Third-party services we integrate with include:

• Apple services: App Store, Sign in with Apple, HealthKit, Family Controls
• Firebase/Google Cloud: For authentication and data storage
• RevenueCat: For subscription management

11. International Data Transfers

Your information may be transferred to, stored in, and processed in countries other than your country of residence. These countries may have data protection laws that are different from your home country. By using our Services, you consent to the transfer of your information to countries outside your country of residence, which may not provide the same level of protection as your home country.

12. Your Rights and Choices

12.1 Access and Correction

You may access and update your account information at any time by logging into your account. If you need assistance, contact us at mitch@thornlinelabs.com.

12.2 Email Communications

If we send you promotional emails, you may opt-out by clicking the "unsubscribe" link in the email or by contacting us directly.

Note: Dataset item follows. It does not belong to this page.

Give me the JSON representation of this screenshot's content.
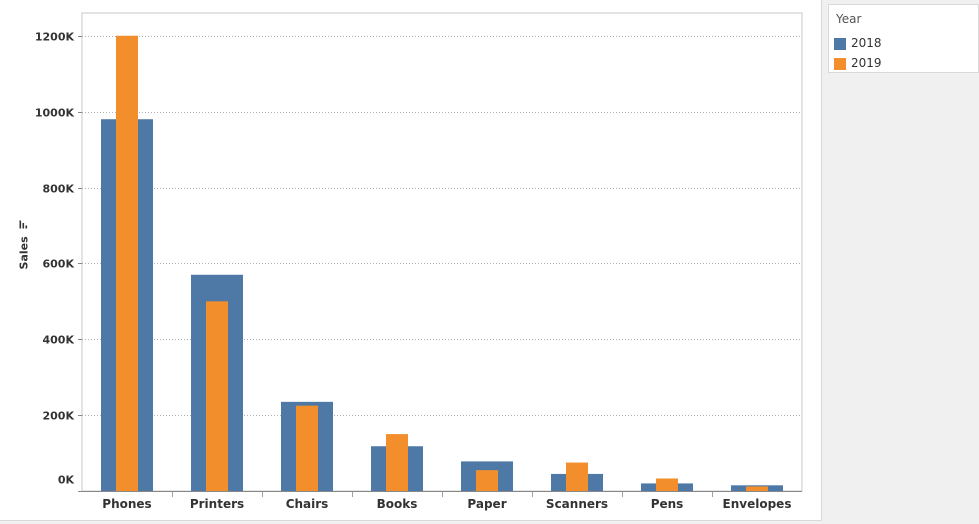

Please note: We may continue to send you transactional emails (e.g., account notifications, password resets) even if you opt-out of promotional messages.

12.3 Device Permissions

You can control app permissions on your device at any time:

• HealthKit access: Settings → Health → Data Access & Devices → [App Name]
• Screen Time/Family Controls: Settings → Screen Time → Family Controls

12.4 Tracking and Do Not Track

We do not respond to "Do Not Track" signals, as there is no universal standard. However, we do not track you across third-party websites or apps, and we do not use third-party tracking for marketing purposes.

13. Changes to This Privacy Policy

We may update this Privacy Policy from time to time to reflect changes in our practices, technology, legal requirements, or other factors. If we make material changes, we will notify you by:

• Posting the updated Privacy Policy on our website
• Updating the "Effective" date at the top of this policy
• Sending you an email notification (for material changes)

Your continued use of our Services after changes become effective constitutes your acceptance of the updated Privacy Policy. We encourage you to review this policy periodically to stay informed about how we protect your information.

14. Contact Us

If you have questions, concerns, or requests regarding this Privacy Policy or our privacy practices, please contact us:

15. Governing Law

This Privacy Policy is governed by and construed in accordance with the laws of the State of Ohio, without regard to its conflict of law principles. Any disputes arising out of or relating to this Privacy Policy shall be resolved in the courts located in Ohio.